I suppose it's because of bug in com.microsoft.sqlserver.jdbc.SQLServerDriver
. And I investigated more to confirm that the call to the native
function consumes this interruption in all cases it trhows its own, but preserves it when succeeded.
Tomek
P.S. I found the analogous issue.
P.P.S
I enclose a very short example of what I'm writting above. The registered class can be found in sqljdbc42.jar
. I found this bug in classes built on 2015-08-20 then I updated to the newest version available (from 2017-01-12) and the bug still exists.
import java.sql.*;
public class TEST implements Runnable{
static{
try{
//register the proper driver
Class.forName("com.microsoft.sqlserver.jdbc.SQLServerDriver");
}
catch(ClassNotFoundException e){
System.err.println("Cannot load JDBC driver (not found in CLASSPATH).");
}
}
public void run() {
Thread.currentThread().interrupt();
System.out.println(Thread.currentThread().isInterrupted());
//prints true
try{
Connection conn = DriverManager.getConnection("jdbc:sqlserver://xxxx\\xxxx;databaseName=xxxx;integratedSecurity=true");
}
catch (SQLException e){
System.out.println(e.getMessage());
}
System.out.println(Thread.currentThread().isInterrupted());
//prints false
System.exit(0);
}
public static void main(String[] args){
(new Thread(new TEST())).start();
}
}
If you pass something completely incorrect, as "foo"
, to the DriverManager.getConnection()
, you will obtain the message "No suitable driver found for foo", and the second printout will be still true as one would expect.

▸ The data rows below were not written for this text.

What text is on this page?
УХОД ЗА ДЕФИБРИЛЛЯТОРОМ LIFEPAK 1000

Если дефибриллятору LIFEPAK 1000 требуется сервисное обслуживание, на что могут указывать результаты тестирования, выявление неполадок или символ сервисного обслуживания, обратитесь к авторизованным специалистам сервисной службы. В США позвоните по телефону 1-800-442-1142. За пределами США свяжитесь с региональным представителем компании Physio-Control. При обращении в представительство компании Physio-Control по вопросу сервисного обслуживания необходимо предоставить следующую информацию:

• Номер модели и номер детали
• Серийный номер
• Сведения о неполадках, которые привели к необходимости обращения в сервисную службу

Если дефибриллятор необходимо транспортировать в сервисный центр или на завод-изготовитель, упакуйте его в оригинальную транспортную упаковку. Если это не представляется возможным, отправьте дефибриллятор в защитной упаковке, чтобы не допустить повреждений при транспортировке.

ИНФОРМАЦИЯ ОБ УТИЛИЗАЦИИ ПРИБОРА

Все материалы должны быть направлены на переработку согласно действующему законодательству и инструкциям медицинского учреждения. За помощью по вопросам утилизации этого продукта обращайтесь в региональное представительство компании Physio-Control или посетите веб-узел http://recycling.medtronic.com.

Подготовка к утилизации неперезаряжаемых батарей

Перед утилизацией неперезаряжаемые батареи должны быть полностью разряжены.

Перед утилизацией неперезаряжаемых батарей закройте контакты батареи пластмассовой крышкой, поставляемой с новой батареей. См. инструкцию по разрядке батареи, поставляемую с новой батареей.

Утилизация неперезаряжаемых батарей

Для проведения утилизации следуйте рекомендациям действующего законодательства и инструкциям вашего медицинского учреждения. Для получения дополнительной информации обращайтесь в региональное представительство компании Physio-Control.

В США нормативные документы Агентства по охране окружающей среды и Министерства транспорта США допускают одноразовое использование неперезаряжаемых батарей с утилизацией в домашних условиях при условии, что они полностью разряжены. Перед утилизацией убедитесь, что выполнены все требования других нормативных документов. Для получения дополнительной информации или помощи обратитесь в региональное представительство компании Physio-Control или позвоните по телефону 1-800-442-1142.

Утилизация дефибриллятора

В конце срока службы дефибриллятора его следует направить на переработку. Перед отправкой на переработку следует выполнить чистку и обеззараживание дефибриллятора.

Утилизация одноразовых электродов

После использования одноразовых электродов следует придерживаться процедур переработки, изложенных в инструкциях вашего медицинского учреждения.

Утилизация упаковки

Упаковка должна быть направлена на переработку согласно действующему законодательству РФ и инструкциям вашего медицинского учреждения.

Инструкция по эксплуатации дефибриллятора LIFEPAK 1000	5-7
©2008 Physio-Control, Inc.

But if you pass the correctly built string but, say, your server is down or you lost your net connection (that can generally occurr in the production environment), you will see the java.net
socket timeout error printout and the thread's interrupted()
state is LOST.
THe problem is not that the implementation is not buggy but rather your thread is in an unknown state when it gets interrupted and this can lead to unpredictable behavior.